Walter Mitty (Ben Stiller) sees himself as a failure. As he flips through his personal budget, rifles through negatives in his job at LIFE magazine or stares at the eHarmony profile page of co-worker Cheryl (Kristen Wiig), he emits an aura of vacancy. It’s like he’s barely there and, sometimes, he isn’t, lost in flights of fancy where he dives into or out of New York skyscrapers, a superhero in his own mind.
His sense of failure extends to his workplace; you see, LIFE is “transitioning” to a digital business, and the guy in charge of that transition, Ted (Adam Scott), is eager to downsize a good chunk of their employees. Despite having spent over a decade with the company, Walter seems convinced he’ll be one of the heads on the chopping block. Stiller portrays Mitty as a man of quiet resignation, who would feel undervalued if he could find any value in his own life.
Thankfully, as director, Stiller doesn’t fall into the trap of depicting Mitty’s ordinary man as a failure. Despite trafficking the clichés that Hollywood thinks indicate a life unrealised, a line of dialogue from the film – “Beautiful things don’t ask for attention.” – is thankfully indicative of a film that refuses to indict Walter from “flaws” like not having travelled overseas or being single. He does eventually travel overseas, to Greenland and beyond in search of a missing negative (possessed by Sean Penn’s weathered, famous photographer), but while this experience is enriching, the film uses Mitty’s experiences to allow him to find his intrinsic value.

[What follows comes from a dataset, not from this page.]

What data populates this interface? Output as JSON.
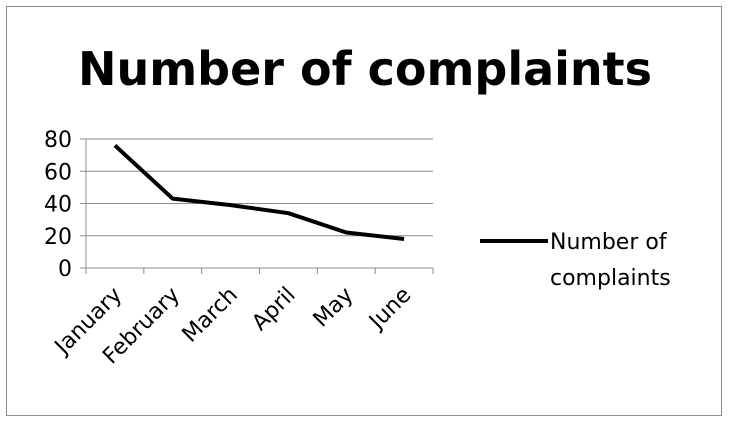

Fittingly, for a film whose narrative focuses on photography, The Secret Life of Walter Mitty is gorgeously photographed. Whether it’s in the kinetic action of the fantasy sequences or the beautiful scenery of the Himalayas, director Stiller and cinematographer Stuart Dryburgh (also responsible for The Piano and, uh, Æon Flux) create a sense of majesty.
Visually, Stiller takes inspiration from great directors while introducing some tweaks of his own. Tati’s Playtime is a key influence, both on the design of the LIFE office (strongly reminiscent of the airport architecture from Playtime) and the colour palette used. The colours are that of an icy lake, deep blues and algae bluegreens and flashes of turquoise like shards of ice drifting in the current. The film takes these colours from the LIFE building all the way to the cold seas of Greenland, perfectly suiting the cool tone of the film. Wes Anderson’s story-book, rectilinear approach is also an inspiration, remixed with innovative, impish touches. A negative frame dissolving into a bird’s eye shot of Walter by an artificial pond, or the LIFE magazine motto rendered in the background. These aren’t always successful, however: a journal entry about “hope drifting like snow” both drifting and then exploding into snow is as silly as it sounds.
The nods to cinematic history don’t end at the photography; it’s surely not accidental that Walter’s mother is played by Shirley MacLaine and her subplot revolves around her moving into a new …apartment. That subplot is one of the many paths the film branches off into, and sadly most of them are far less interesting or well-executed as Walter’s core storyline. The most egregious of which is Patton Oswalt’s storyline: he appears as an enthusiastic eHarmony help line operator who’s also especially enthusiastic when it comes to Cinnabons. It’s a transparent vehicle for product placement and does nothing to justify its inclusion in the film (though was surely critical for getting it financed in the first place). Adam Scott sports an incredibly fake beard and an equally unconvincing role as a sneering villain, while Wiig is little more than a love interest. At least in Anchorman 2 she had some funny lines; here, her abundant talents are squandered.
It’s not surprising that a feature length film based on a very short story (by James Thurber) would require some substantial padding out, but it’s a shame. While Mitty’s character arc and the look of the film are both great, the film never reaches for the sense of profundity it so desperately desires. The Secret Life of Walter Mitty is much like its protagonist – fundamentally beautiful, but possessing an unfortunate need to try to be something more than it is.